Past decisions have advised that patents should be awarded to the true inventor and that the enablement requirement serves an important purpose in this respect. See Amgen Inc. v. Sanofi, Aventisub LLC , 850 F. App'x 794, 796 (Fed. Cir. 2021) (denying rehearing en banc) ("One should not gain exclusivity over claimed subject matter without disclosing how to make and use it. And if one considers that one has invented a group of compositions defined by a genus but does not know enough to fully enable that genus, one would suppress innovation if one were able to claim such a broad genus, not enhance it."); see also J.E.M. Ag Supply , 534 U.S. at 142, 122 S.Ct. 593 (identifying an enabling disclosure as the "quid pro quo of the right to exclude" (quoting Kewanee Oil Co. v. Bicron Corp. , 416 U.S. 470, 484, 94 S.Ct. 1879, 40 L.Ed.2d 315 (1974) ); McRO , 959 F.3d at 1099–100 ("The requirement of enablement ... enforces the essential ‘quid pro quo of the patent bargain.’ " (quoting AK Steel Corp. v. Sollac , 344 F.3d 1234, 1244 (Fed. Cir. 2003) ).

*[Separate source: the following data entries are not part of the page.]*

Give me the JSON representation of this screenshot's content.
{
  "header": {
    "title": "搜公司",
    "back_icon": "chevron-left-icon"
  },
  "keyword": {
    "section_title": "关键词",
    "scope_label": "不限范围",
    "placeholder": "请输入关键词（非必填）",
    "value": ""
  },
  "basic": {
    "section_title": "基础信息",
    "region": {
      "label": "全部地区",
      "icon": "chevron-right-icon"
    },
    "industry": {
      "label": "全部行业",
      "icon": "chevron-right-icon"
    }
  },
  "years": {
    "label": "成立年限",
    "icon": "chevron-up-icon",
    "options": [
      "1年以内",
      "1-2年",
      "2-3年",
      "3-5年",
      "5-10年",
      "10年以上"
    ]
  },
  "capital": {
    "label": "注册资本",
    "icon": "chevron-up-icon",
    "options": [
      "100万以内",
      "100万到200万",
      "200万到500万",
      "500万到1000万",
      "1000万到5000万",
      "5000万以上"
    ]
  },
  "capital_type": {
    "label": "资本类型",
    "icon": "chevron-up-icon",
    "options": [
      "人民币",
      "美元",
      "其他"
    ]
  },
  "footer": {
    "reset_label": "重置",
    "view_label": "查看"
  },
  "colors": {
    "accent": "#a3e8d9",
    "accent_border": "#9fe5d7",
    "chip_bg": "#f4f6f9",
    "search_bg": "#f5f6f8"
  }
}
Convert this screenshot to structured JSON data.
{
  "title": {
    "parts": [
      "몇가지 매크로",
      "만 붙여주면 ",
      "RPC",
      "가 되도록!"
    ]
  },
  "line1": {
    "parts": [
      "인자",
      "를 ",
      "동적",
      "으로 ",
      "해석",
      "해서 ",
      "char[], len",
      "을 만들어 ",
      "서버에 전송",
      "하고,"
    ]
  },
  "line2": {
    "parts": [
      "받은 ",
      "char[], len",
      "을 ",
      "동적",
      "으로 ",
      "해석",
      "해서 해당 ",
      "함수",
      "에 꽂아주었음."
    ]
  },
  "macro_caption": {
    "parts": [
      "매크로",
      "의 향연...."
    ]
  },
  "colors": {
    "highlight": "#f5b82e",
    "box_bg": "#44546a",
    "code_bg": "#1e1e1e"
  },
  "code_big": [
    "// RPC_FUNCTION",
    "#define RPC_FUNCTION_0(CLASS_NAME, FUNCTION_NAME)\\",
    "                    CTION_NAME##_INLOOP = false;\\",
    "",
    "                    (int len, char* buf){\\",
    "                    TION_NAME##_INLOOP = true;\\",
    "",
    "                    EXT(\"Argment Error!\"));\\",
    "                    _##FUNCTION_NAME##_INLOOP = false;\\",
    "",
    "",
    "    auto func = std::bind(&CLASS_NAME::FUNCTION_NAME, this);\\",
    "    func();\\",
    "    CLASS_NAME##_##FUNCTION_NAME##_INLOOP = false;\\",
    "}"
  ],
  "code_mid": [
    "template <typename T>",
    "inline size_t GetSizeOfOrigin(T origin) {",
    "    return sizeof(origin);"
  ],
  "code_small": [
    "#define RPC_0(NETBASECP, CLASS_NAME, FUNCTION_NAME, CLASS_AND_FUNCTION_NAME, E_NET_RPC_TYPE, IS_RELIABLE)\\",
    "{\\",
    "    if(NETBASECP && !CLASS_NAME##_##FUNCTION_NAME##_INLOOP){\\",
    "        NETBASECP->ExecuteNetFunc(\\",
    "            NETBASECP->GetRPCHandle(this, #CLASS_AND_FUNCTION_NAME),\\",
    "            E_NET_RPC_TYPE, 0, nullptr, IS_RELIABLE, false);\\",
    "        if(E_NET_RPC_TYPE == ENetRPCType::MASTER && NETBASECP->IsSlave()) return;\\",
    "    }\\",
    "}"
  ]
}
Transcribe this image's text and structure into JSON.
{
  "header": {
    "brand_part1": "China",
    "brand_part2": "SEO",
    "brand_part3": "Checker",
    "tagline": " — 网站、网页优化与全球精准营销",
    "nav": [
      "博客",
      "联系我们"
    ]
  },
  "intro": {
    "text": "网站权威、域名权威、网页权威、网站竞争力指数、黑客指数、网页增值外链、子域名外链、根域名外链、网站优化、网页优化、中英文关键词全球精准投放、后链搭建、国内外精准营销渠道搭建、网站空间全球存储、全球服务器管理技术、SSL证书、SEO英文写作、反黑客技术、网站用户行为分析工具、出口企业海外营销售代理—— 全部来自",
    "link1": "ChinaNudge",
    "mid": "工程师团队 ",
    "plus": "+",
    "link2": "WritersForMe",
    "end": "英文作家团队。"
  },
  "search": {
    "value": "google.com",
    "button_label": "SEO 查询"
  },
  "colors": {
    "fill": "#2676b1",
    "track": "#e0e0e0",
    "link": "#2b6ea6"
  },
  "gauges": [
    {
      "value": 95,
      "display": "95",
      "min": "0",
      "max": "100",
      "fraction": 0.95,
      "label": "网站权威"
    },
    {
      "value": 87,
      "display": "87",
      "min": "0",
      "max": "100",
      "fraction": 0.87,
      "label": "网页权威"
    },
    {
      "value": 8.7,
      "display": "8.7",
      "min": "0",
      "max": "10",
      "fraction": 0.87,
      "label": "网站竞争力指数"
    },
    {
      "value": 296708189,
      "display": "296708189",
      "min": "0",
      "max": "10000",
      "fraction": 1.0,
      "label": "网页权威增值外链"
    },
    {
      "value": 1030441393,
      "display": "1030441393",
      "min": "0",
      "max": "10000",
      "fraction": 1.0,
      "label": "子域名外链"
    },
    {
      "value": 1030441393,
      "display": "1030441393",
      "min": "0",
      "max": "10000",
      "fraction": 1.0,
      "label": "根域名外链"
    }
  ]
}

That is, the enablement requirement ensures that the entity that does the hard work to invent a useful compound is the recipient of the patent, not some earlier inventor who may have conceived of such a therapy or made the first step in research, but did not enable its ultimate production. See Genentech , 108 F.3d at 1366 ("Patent protection is granted in return for an enabling disclosure of an invention, not for vague intimations of general ideas that may or may not be workable."); see also Wyeth , 720 F.3d at 1386 (finding that disclosing "only a starting point for further iterative research in an unpredictable and poorly understood field" does not constitute sufficient enablement). That is the situation here. The court cannot allow Baxalta to provide a starting point for further research and then claim "someone else's solution to the problem." Genentech , 108 F.3d at 1366.
CONCLUSION
For the foregoing reasons, the court GRANTS Genentech's motion for summary judgment of invalidity for lack of enablement and DENIES as moot Genentech's motion for summary judgment in all other respects.